It’s only a speech, but it’s a start. Here’s the Daily Telegraph with the details:
Tony Blair formally declared Britain’s multiculturalist experiment over today as he told immigrants they had “a duty” to integrate with the mainstream of society. In a speech that overturned more than three decades of Labour support for the idea, he set out a series of requirements that were now expected from ethnic minority groups if they wished to call themselves British. These included “equality of respect” – especially better treatment of women by Muslim men – allegiance to the rule of law and a command of English. If outsiders wishing to settle in Britain were not prepared to conform to the virtues of tolerance then they should stay away. He added: “Conform to it; or don’t come here. We don’t want the hate-mongers, whatever their race, religion or creed.

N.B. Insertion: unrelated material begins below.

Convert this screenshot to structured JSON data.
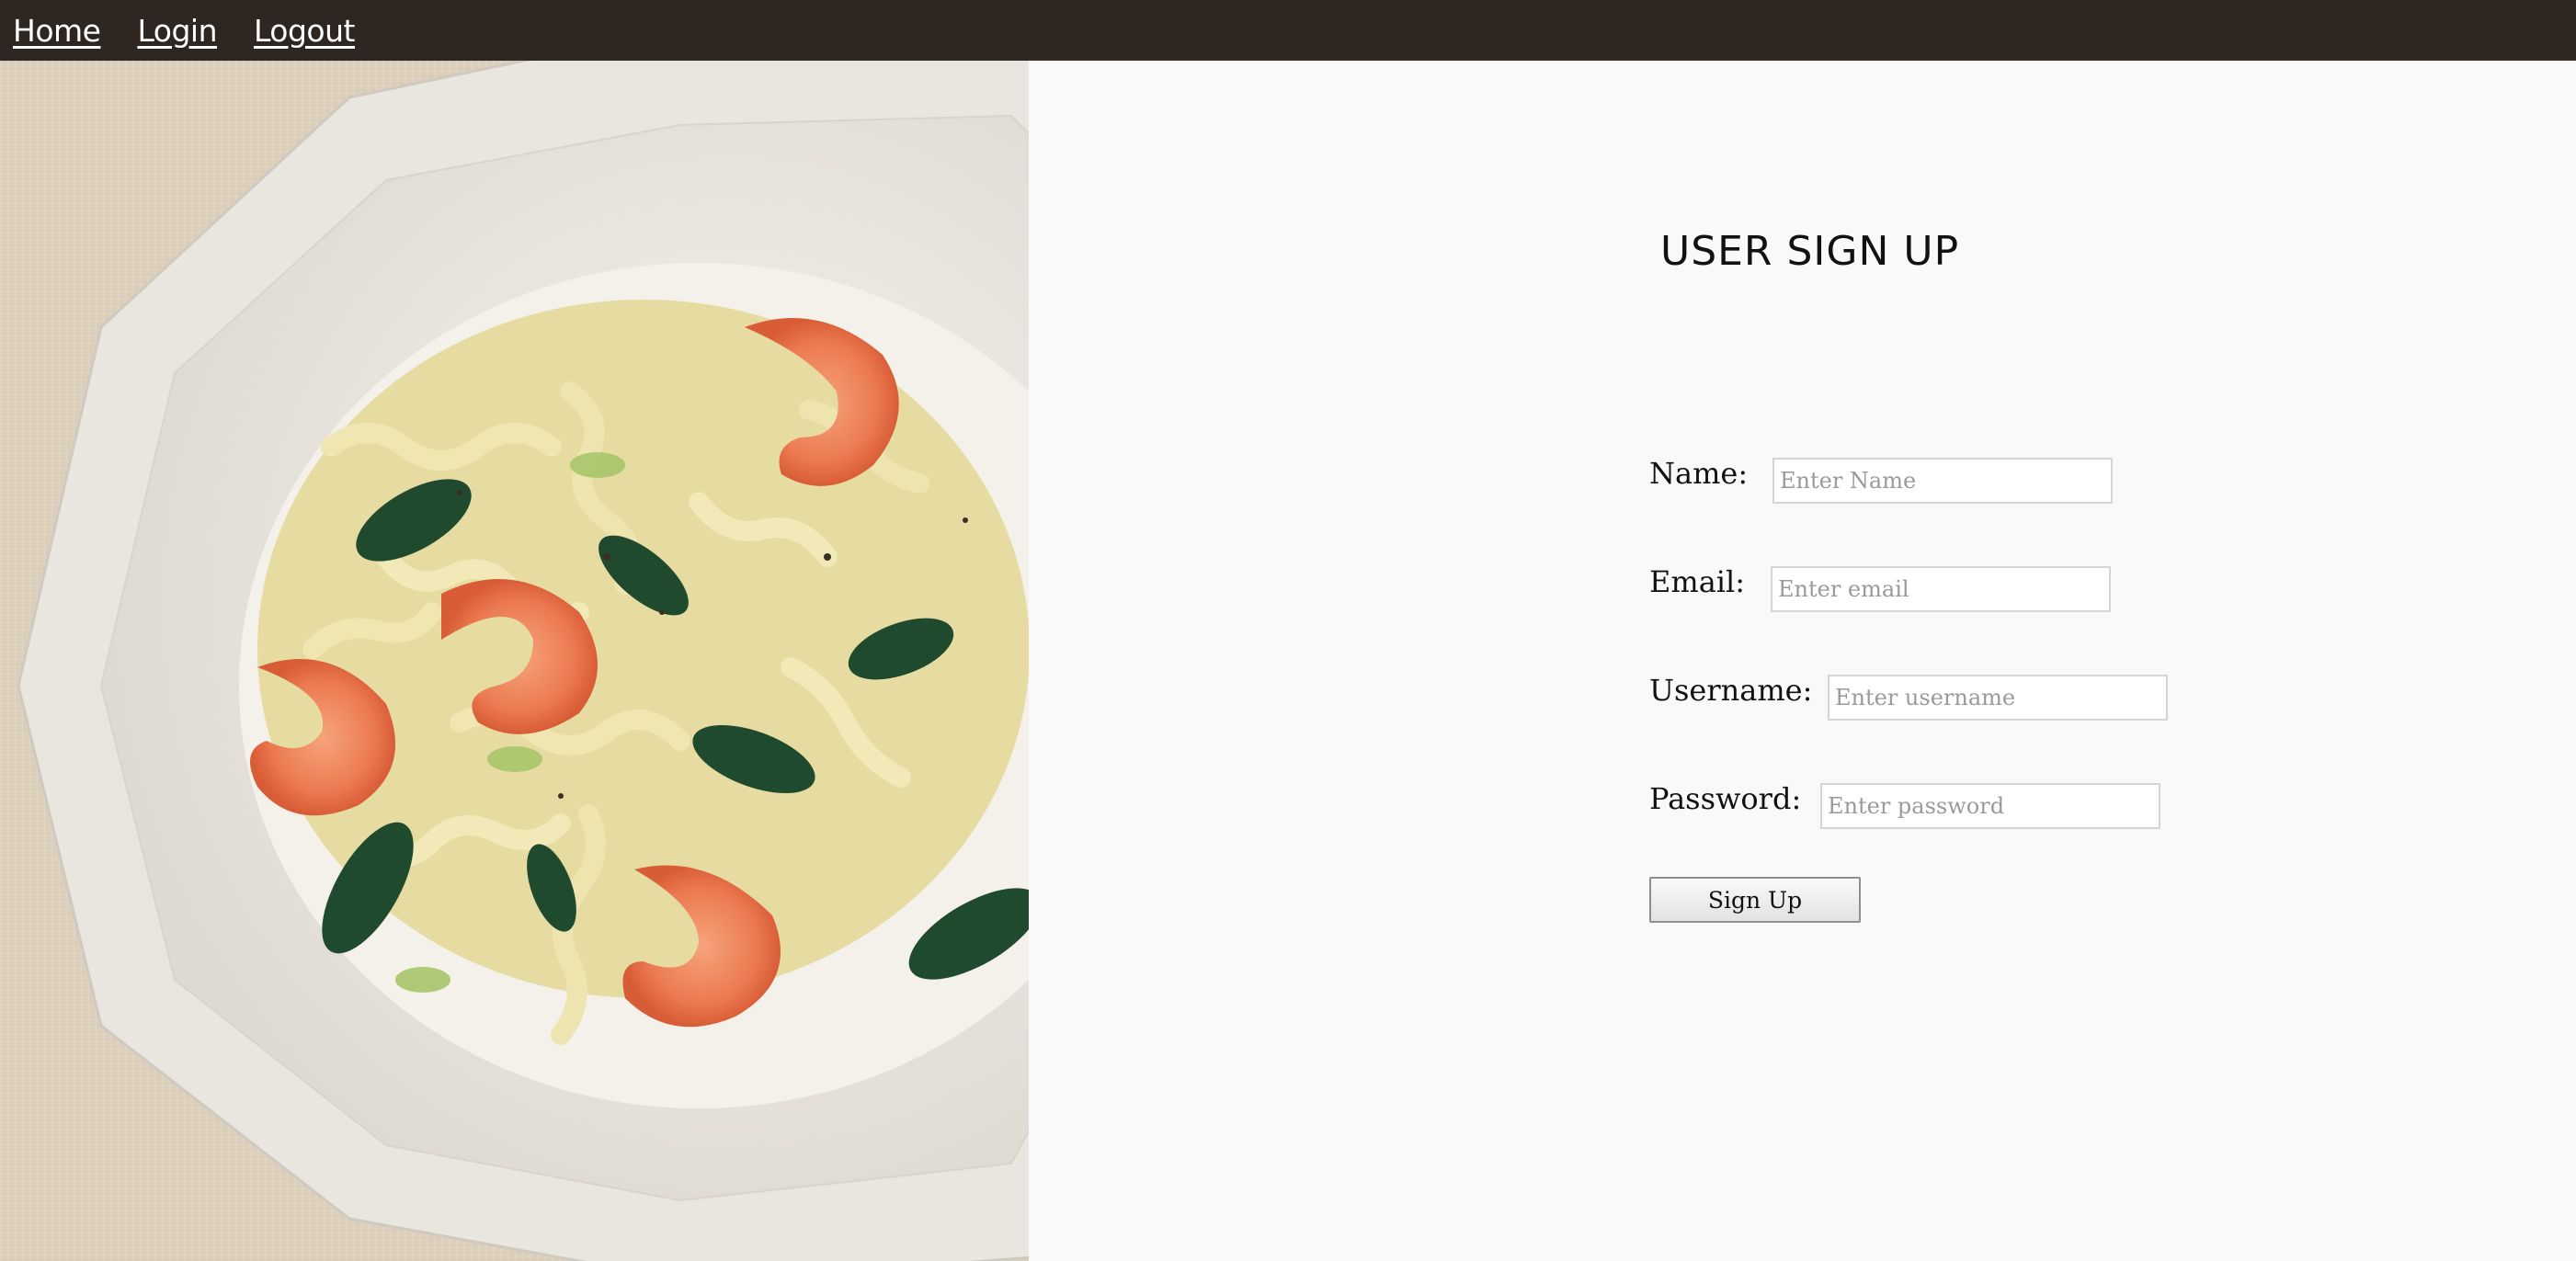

More here, from the Times, and it’s encouraging:
[Blair] set out a series of proposals designed to strike the “right balance” between integration and diversity, some of which are likely to cause controversy among minority groups. First the Prime Minister said, all future grants to ethnic and religious groups will be assessed against a test of promoting cohesion and intergration.”In a sense, very good intentions got the better of us. We wanted to be hospitable to new groups. We wanted, rightly, to extend a welcome and did so by offering public money to entrench their cultural presence. Money was too often freely awarded to groups that were tightly bonded around religious, racial or ethnic identities,” said Mr Blair …New British citizens already have to pass a language test but from April the 150,000 to 170,000 people who seek permanent residency in the UK each year will also have to pass an English test before residency is granted. And visiting preachers would have to have a proper command of English as well as facing the existing test that the Home Secretary can ban them from the UK if their presence is judged not to be in the public good. In addition, the age at which a person can get permission to come to the UK to marry may be raised from 18.